Sleek Arms Workout
So I’ve recently committed a crime against my body. When I work out I focus on almost every major body parts, like thighs, legs, butt, abs but I never focus on arms. And it’s like why am I ignoring my arms? I practically use them for EVERYTHING. I use them to carry all my groceries in at once because who ever does two trips? I use them to reach for things that are on the top shelf. I use them to put food in my mouth. So why do I not workout my arms when they’re a huge part of my everyday life?
So it’s times to change, it’s time to make those arms look stronger and feel stronger.

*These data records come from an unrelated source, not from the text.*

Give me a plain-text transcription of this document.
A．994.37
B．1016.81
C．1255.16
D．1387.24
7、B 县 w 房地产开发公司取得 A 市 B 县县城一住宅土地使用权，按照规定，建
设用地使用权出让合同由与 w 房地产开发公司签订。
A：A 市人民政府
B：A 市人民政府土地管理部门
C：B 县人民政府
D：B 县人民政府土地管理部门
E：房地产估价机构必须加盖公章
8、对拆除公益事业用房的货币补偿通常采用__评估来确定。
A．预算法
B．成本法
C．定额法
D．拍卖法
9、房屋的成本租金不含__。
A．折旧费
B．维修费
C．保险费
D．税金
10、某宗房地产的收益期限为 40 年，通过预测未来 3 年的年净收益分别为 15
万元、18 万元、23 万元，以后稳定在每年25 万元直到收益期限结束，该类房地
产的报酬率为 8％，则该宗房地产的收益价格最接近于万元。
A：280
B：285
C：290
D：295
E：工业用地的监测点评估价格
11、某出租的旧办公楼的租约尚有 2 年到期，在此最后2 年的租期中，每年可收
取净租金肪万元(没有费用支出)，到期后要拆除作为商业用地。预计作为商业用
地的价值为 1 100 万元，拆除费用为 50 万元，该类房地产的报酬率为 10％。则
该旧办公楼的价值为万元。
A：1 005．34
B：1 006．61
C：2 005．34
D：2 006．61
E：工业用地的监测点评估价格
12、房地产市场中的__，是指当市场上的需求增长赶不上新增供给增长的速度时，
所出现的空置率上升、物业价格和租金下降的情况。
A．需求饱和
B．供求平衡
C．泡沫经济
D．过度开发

And lucky for you I have a killer and easy workout that’s right for you. So no excuses, let’s make those arms stronger!
Extended Chest Fly
Grab some dumbbells and lay down on a flat surface. Lift your arms above your chest. Keep your wrists firm and straight and as you lower your arms slightly bend your elbows! Then lift your arms back up to starting position.
Pick up some dumbbells and stand tall with a straight back. Keep your arms to the sides of your torsos. Now lift your dumbbells to the side while slightly bending your elbows. Continue to raise your arms until they are parallel to the floor. As you’re lowering your arms back down continue to bend your elbows until they’re on your side again.
Lie on your belly on a flat surface. Stretch out your arms and legs. Then lift your right arm in front of you while lifting your left leg, hold. Then drop your right arm and left leg while lifting your left arm and right leg. Repeat.
Place your hands should width apart on a bench or chair. Slide off the bend and extend your legs in front of you. Straighten your arms, and make sure to bend your elbows a bit. Bend your elbows while lowering your body until you’re at a 90 degree angles. Once you reach the bottom, straighten your elbows until you’re in starting positon. Repeat.
Make sure to hold your dumbbell with both hands and stand tall. Make sure to have your feet shoulder-width apart from each other. Lift the dumbbell and lift it over your head until both arms are fully extended. And bend your arms behind your head and then lift over your head. Repeat.
*If you don’t have any weights, use your leaner creamer bottles you’ll get the same results!